A quoi cela tient-il, un geste qui compte, dans un tel événement ? A une volonté et une envie communes. A Anglet, au terme de longues et riches journées d’échanges, les participants, tous confondus, ont voulu marquer le coup, frappé les esprits et adressé un message à AIDES. Marqué un coup en lançant une impulsion : celle d’une nouvelle mobilisation sur le champ des hépatites. Frapper les esprits en replaçant les hépatites à leur vraie place dans l’association. En finir avec cette habitude de dire : "AIDES, association de lutte contre le sida… et les hépatites.

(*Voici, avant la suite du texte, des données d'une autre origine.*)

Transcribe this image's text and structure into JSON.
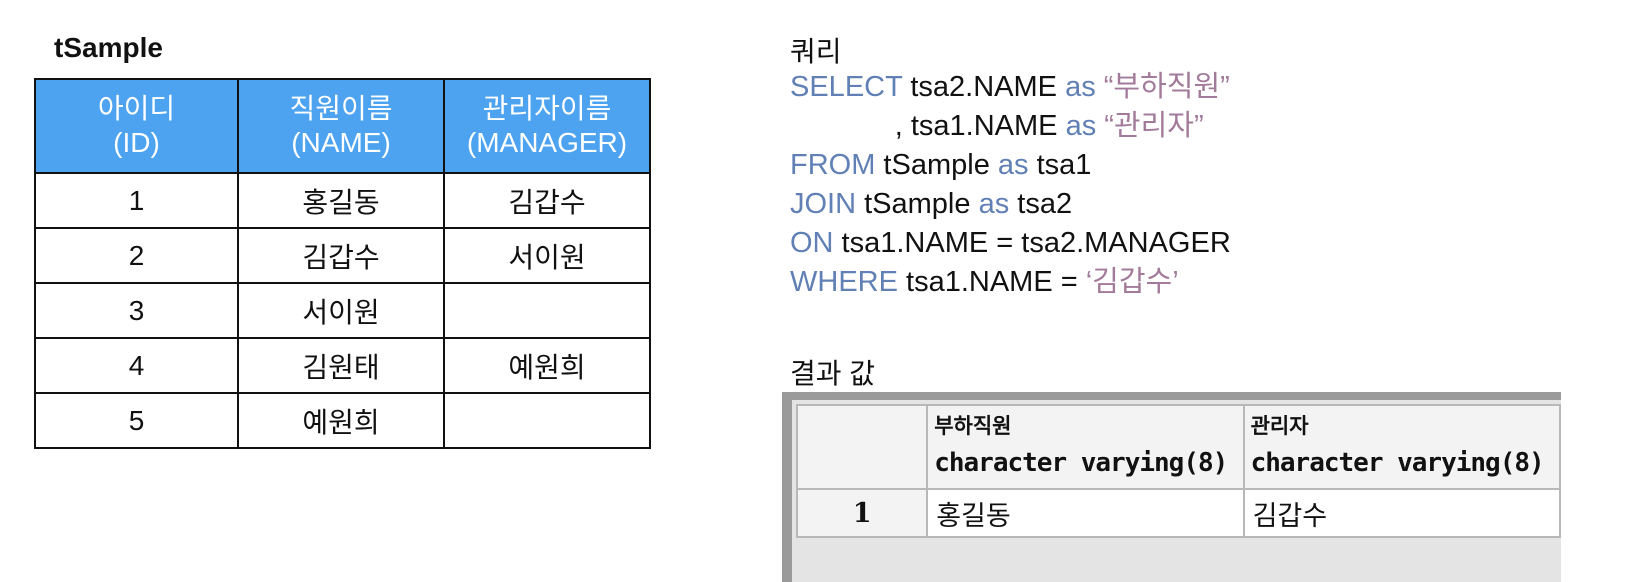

Cette fameuse dernière partie qu’on oublie si souvent, comme un acte manqué. Cette mention qui n’est jamais inscrite sur la banderole officielle de l’association. Ce n’est, du reste, pas un hasard, si les participants de HEP’S ont remanié la formule officielle en annonçant clairement la couleur. C’est une partie du message adressé à AIDES par des personnes vivant avec une hépatite, des militants, des soignants et quatre administrateurs de l’association (Catherine Aumond, Patrick Grégory, Sébastien Mouveroux, Dorothé Obili). Ce sont eux qui ont tenu la "nouvelle" banderole, eux qui ont lu la Déclaration d’Anglet à haute voix en clôture de l’événement. Que dit-elle ?

La déclaration d’Anglet

"Nous, les militants de AIDES, association HEPATANTE, nous nous engageons à promouvoir en interne et en externe la LUTTE contre LES HEPATITES VIRALES.
Nous nous engageons à promouvoir les outils existants.
Nous nous engageons à être plus bruyants et visibles DANS et HORS de AIDES.
Nous voulons participer à la rédaction d’une nouvelle Charte Graphique.
Nous veillerons à ce que les Hépatites soient présentes dans tous nos supports de communication".

Un texte court qui va à l’essentiel, franc et direct (dans l’esprit de l’événement), mais un texte qui n’entend pas mettre en concurrence le VIH/sida et les hépatites. Pour Patrick Grégory : "une mise en concurrence serait une erreur". Elle ferait passer à côté de l’essentiel. Il ne s’agit pas de remplacer un combat par un autre, mais d’assurer une volonté, un engagement de même poids. Gagner un temps précieux en adaptant ce que nous avons su créer pour le VIH/sida aux Hépatites. D'être autant mobilisé, parce que les deux causes ne s’opposent pas, que les problèmes sont communs et parfois associés dans la vie même des gens, que des personnes atteintes d’une hépatite le veulent et sont prêtes à s’engager, voire le sont déjà. Elle est à entendre ainsi cette Déclaration d’Anglet qui est une invitation à la mobilisation.